The latest data, published today, is no exception. In 2018/19, the total cost of tackling the backlog of maintenance issues in NHS trusts rose by 8.4 per cent to £6.5 billion. And of this over half, £3.4 billion, was for issues that present a high or significant risk to patients and staff (see Figure 1).
Now, if these numbers don’t quicken the pulse, a little more context is needed. High-risk issues are identified where repairing or replacing NHS facilities or equipment ‘must be addressed with urgent priority in order to prevent catastrophic failure, major disruption to clinical services or deficiencies in safety liable to cause serious injury and/or prosecution’ (ERIC data definitions).
We are not talking then about carpets that are looking a little shabby, or letting a building become run down when it is scheduled for closure. We are talking instead about facilities and equipment that are so outdated they no longer comply with statutory safety standards. This has left the NHS with a mix of world-class, state-of-the-art facilities and Victorian hospitals that are no longer fit for purpose.
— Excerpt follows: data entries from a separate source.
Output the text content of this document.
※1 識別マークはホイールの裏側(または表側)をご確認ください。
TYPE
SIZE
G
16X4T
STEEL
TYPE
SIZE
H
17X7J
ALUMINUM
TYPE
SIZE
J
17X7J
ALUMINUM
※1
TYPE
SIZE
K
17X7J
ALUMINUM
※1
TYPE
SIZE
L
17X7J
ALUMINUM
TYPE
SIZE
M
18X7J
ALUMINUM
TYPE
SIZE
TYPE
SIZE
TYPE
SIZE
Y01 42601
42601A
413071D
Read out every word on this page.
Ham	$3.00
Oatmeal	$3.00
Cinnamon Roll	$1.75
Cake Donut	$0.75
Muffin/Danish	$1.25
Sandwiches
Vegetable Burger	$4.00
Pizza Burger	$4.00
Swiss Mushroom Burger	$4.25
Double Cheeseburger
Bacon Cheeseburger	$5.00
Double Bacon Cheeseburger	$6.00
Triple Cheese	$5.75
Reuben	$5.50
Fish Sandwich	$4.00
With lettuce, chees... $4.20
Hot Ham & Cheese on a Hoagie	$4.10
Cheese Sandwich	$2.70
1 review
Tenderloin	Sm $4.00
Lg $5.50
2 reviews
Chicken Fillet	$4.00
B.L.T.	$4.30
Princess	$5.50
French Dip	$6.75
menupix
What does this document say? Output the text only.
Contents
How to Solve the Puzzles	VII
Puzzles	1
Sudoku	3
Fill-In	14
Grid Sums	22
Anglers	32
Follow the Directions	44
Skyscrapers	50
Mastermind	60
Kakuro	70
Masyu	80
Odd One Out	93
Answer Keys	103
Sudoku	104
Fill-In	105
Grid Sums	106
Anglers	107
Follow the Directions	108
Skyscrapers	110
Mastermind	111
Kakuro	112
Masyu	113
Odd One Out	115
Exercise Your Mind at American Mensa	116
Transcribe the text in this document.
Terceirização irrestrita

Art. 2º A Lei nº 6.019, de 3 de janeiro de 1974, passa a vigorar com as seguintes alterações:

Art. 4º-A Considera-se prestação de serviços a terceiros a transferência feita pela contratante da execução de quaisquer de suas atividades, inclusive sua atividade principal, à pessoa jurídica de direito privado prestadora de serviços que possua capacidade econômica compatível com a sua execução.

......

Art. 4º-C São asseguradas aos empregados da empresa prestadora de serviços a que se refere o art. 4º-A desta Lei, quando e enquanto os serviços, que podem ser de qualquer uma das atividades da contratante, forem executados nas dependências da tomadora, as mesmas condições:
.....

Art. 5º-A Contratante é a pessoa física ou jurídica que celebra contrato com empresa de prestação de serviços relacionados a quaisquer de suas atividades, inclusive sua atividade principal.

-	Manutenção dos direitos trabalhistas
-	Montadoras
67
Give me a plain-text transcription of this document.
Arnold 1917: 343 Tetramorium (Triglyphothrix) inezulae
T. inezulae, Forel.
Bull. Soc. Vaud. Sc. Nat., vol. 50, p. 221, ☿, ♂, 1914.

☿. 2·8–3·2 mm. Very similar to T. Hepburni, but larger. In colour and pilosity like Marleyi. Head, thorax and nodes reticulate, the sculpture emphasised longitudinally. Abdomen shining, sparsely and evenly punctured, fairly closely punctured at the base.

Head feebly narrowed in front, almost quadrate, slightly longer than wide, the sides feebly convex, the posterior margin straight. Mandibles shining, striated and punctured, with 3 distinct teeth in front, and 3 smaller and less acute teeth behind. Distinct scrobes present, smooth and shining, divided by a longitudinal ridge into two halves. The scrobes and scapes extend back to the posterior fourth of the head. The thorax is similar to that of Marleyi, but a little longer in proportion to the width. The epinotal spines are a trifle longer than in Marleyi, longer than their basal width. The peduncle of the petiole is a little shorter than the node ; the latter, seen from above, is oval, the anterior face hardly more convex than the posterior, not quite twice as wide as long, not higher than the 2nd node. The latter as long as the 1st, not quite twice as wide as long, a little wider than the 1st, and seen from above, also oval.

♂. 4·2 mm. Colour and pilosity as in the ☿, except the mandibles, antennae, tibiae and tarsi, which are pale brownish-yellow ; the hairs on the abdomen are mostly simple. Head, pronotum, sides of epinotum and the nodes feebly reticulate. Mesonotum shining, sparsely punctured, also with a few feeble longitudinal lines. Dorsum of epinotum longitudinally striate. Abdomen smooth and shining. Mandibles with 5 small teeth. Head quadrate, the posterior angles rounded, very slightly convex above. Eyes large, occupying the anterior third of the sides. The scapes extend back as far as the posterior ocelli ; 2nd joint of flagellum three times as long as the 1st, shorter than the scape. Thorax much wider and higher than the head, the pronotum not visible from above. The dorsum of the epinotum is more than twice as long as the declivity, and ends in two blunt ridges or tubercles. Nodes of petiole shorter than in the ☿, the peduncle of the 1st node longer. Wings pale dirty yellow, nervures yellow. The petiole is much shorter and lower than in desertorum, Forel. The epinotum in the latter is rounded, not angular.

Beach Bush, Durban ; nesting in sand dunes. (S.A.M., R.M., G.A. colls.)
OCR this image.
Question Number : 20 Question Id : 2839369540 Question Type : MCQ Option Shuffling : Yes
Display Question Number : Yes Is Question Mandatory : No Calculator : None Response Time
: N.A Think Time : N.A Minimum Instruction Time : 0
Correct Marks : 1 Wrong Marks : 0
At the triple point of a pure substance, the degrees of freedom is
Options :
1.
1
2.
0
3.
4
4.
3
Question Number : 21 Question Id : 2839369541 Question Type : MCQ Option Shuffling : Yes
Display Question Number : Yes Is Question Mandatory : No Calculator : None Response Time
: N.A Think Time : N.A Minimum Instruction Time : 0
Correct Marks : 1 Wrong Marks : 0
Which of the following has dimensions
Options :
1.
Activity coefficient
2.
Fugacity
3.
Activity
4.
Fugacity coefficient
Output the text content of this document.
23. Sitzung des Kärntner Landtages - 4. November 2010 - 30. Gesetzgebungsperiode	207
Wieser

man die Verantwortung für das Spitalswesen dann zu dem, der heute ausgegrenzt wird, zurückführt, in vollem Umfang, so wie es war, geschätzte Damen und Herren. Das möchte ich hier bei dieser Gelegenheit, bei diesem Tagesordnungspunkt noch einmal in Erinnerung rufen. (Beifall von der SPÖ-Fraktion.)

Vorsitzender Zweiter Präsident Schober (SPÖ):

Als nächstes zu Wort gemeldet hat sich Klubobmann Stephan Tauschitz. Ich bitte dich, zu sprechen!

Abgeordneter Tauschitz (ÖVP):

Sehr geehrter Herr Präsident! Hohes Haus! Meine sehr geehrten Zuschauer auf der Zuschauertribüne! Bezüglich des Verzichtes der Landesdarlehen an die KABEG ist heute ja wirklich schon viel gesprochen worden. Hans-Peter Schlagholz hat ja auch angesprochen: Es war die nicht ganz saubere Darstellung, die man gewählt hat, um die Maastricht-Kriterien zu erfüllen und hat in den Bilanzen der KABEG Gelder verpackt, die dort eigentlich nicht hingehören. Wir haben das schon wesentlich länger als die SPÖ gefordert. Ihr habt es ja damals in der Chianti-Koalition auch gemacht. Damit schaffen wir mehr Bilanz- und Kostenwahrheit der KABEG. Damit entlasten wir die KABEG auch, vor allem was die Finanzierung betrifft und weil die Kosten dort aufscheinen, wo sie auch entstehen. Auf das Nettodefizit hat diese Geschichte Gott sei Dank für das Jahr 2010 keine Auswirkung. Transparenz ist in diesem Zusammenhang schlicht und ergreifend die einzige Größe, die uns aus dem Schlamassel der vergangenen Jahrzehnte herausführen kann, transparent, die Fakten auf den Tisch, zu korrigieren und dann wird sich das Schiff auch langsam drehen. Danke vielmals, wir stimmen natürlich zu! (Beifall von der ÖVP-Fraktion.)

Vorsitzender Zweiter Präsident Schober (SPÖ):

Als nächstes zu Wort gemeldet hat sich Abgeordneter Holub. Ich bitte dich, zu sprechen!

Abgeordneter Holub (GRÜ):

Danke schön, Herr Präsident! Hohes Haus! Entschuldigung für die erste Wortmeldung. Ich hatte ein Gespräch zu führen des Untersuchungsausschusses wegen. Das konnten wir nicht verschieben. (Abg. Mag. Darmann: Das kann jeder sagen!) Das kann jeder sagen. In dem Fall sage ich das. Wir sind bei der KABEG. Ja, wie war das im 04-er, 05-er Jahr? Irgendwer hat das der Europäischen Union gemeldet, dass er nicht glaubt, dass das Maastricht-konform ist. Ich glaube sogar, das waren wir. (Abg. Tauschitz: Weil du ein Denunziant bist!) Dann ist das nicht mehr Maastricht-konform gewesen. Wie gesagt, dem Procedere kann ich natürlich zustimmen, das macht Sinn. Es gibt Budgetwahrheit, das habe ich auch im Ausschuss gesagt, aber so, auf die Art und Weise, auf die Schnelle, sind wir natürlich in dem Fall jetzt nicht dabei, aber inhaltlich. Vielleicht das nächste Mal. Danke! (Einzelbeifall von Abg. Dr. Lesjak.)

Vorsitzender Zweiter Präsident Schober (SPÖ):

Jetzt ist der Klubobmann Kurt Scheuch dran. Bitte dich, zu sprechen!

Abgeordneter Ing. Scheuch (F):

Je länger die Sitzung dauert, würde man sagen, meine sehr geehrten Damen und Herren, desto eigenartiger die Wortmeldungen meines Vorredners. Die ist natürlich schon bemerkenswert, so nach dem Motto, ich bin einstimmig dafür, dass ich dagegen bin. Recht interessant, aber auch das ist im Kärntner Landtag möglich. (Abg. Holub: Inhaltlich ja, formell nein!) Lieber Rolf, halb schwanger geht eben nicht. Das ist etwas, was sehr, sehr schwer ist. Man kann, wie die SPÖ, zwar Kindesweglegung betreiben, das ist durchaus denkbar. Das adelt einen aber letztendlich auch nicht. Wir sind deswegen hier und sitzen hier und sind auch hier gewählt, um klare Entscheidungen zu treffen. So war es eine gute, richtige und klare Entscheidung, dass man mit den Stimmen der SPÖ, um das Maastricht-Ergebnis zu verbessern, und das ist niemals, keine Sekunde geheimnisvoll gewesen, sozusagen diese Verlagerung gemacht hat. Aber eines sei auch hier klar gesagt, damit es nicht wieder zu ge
So, what does this mean in practical terms for patients and staff?
One director of an NHS trust told me that broken gutters in his hospital lead to water seeping through the walls when it rains heavily. This happens so frequently that nurses now give ‘water updates’ in their shift handovers, so incoming team members know when they will have to start unplugging electrical equipment – including incubators for newborn babies – from the wall. This is clearly distressing for patients, carers and staff.
And ageing medical equipment is also leading to higher costs and poorer care for NHS patients – as one trust chief executive memorably said, she now has radiologists who are younger than some of the equipment they are using. Old medical scanners are less productive and process images more slowly than their modern counterparts. In some cases, replacement parts are no longer manufactured so the NHS has to bespoke engineer older scanners at a higher cost. Images from older scanners can sometimes lack the granularity and resolution needed for effective clinical care – which leads to poorer patient experience as appointments have to be rebooked at hospitals that have more modern equipment.
And, the situation may be even worse than the ERIC data suggests. First, we only know the ‘works costs’ of tackling these maintenance issues, and the true costs will be higher once fees, VAT and the costs of displacing and disrupting clinical services are included. Second, the ERIC data does not include the maintenance needs of buildings and equipment in primary care, where only half of GP practices report their premises as fit for present needs, or social care, where it has been estimated that 85 per cent of the UK care home stock is more than 40 years old. And finally, ERIC data only records the costs of restoring the existing NHS estate. The capital costs of modernising and transforming the estate – through new community hubs for primary care networks or improved diagnostic facilities that will improve early detection of cancer – are additional to (and competing with) these maintenance costs.
The story of how we got to this point is well-rehearsed. Over the most sustained period of austerity in NHS funding, more than £4 billion of planned capital investment has been reprioritised to support the day-to-day running costs of the NHS (eg, paying for staff salaries and medicines). This has left the UK lagging behind other countries in the level of capital investment provided to its health service. No wonder then, that several NHS board members I’ve spoken to have been as focused on getting the hospital boilers fixed, as on the long-term strategic integration of health and care services.
What is less clear is where capital strategy in the NHS is now headed – with the capital regime described as akin to ‘driving in fog’ by one system leader. In August 2019, the government made an initial down payment to increase capital spending in 2019/20. This was rapidly followed by a second instalment in September 2019 to build six new hospitals and ensure no scanner in the NHS is more than 10 years old.
But the NHS is still waiting for a multi-year capital settlement and there are some big questions left unanswered, such as when this capital review will happen; how much funding will be provided and for how long; the extent to which this funding will be split across maintenance and modernisation; and where the funding will come from, given the previous Chancellor’s decision to end PFI investment.
And in the interim, as long as these questions remain unanswered, the NHS estate will continue to deteriorate and fall into disrepair. People often talk about the need to create a ‘burning platform’ for change. The platform under the NHS isn’t just burning, it’s crumbling.
A good piece. I challenge the assertion that the NHS any world-class, state-of-the-art facilities. I can't think of any which would be close to the top 10 of their type. Oddly Mental Health is one area where the UK is quite good.but the recent Sacndinavian psychiatric hospital have raised the bar. In other sectors the ministerial assertion of global leadership is absurd.